Köyleri, kasabaları boşaltılan Kırımlı Türklerin yerine, öncelikle Sibirya tarafından ve Rusya’nın diğer bölgelerinden getirilen Ruslar yerleştirilmiş; toprakları başta olmak üzere her türlü malvarlıkları başkalarına peşkeş çekilmişti. Yüzyıllardır Türk yurdu olan Kırım, çok kısa bir zaman diliminde Ruslaştırılmış; binlerce köy, kasaba ve şehir isimleri, bir gecede değiştirilmişti. Bölge hem demografik olarak değiştirilmiş hemde tarihi ve kültürel mirasa ait ne varsa yağmalanmış ve yok edilmiştir. Yüzlerce camii ortadan kaldırılmış, asırlık kütüphanelerin içleri boşaltılarak talan edilmiştir. Tüm bu olumsuz kahredici ve her birisi utanç vesikası olaylara bir başka olay daha ekleyebiliriz. Unutulan köy Arabat… Evet, bu sürgün olaylarından sonra bölgede tek bir Türk nüfusu kalmadığına inanıldığı bir dönemde, 1944 yılının temmuz ayı ortalarında, Azak Denizi kıyılarında küçük bir Kırım köyünün boşaltılmadığı, daha doğrusu unutulduğu fark edilir. Zalim Sovyet askerleri derhal köye hareket ederek, balıkçılık ve tuz işleriyle hayatını devam ettiren bu kendi halindeki küçük Türk köyüne ulaşırlar. Rus ordusu tarafından gönderilen işe yaramaz bir hurda gemiye itilip kakılarak, çoluk-çocuk, yaşlı-genç demeden bindirilen bu unutulan Kırım köyü halkı, maalesef diğer soydaşları kadar şanslı (!) değillerdir.
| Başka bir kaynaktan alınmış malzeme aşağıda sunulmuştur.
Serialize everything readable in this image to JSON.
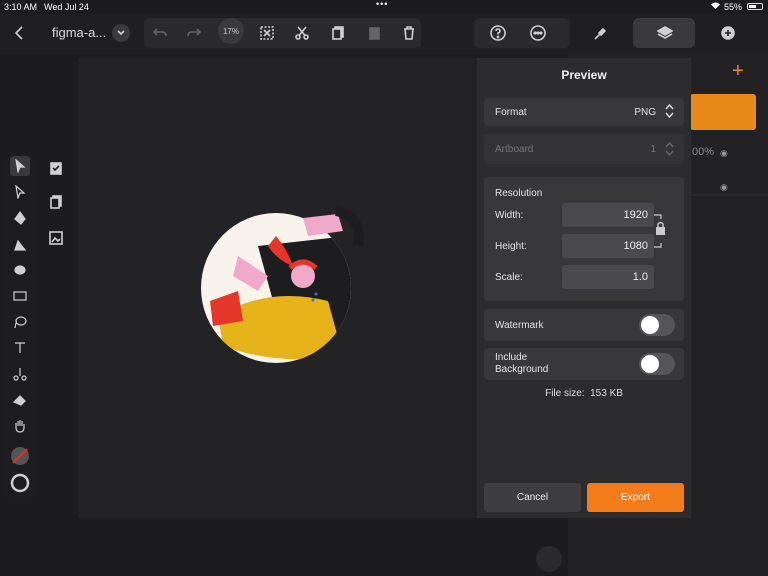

Zira bahsi geçen gemi, hareket ettikten kısa bir süre sonra bilinçli olarak batırılmış, içindeki yolcularıyla birlikte Karadeniz’in soğuk sularına gömülmüşlerdir.
Bunca acı olayı yaşayan Kırım Tatar Türkleri, yıllarca vatanlarından uzak, evlerine köylerine dönecekleri günü beklemişler; birçoğu gittiği yerde hayata veda etmişlerdir. Kendilerinden sonra gelen nesillerine hep Kırım hikâyelerini anlatmışlar, doğdukları öz vatanlarını en ince ayrıntılarına kadar hafızalarına nakşetmişlerdir. Öyle ki, bir gün mutlaka döneceklerini umut etmişler, bu kutlu vuslatı bekleyerek ömürlerini bilmedikleri yeni vatanlarında tamamlamışlardır.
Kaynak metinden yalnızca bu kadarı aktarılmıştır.